An introductory Generalization of the standard SVMs loss and its applications to Shallow and Deep Neural Networks
Filippo Portera
TL;DR
This work introduces a Generalised Loss for SVMs that incorporates pattern correlations through a pattern-correlation matrix $S$, yielding convex dual formulations for both SVC and SVR. The authors derive dual optimization problems, implement WSS-based solvers, and extend the loss to shallow and deep neural networks where the matrix $S$ can be computed per batch or precomputed for small datasets.

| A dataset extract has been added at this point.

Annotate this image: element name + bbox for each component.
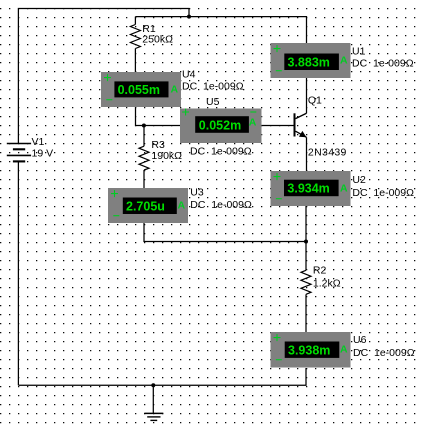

Across a spectrum of small-scale binary classification, regression, graph, and image tasks, the Generalised Loss matches or improves upon standard losses, though scalability remains a key challenge for large deep networks due to kernel-based computations. The study highlights promising directions for efficient $S$ construction (e.g., anisotropic kernels) and dataset-tailored selection of $S$, with potential impact on generalisation in both shallow and deep learning contexts.
Abstract
We propose a new convex loss for SVMs, both for the binary classification and for the regression models. Therefore, we show the mathematical derivation of the dual problems and we experiment them with several small data-sets. The minimal dimension of those data-sets is due to the difficult scalability of the SVM method to bigger instances. This preliminary study should prove that using pattern correlations inside the loss function could enhance the generalisation performances. Coherently, results show that generalisation measures are never worse than the standard losses and several times they are better. In our opinion, it should be considered a careful study of this loss, coupled with shallow and deep neural networks. In fact, we present some novel results obtained with those architectures.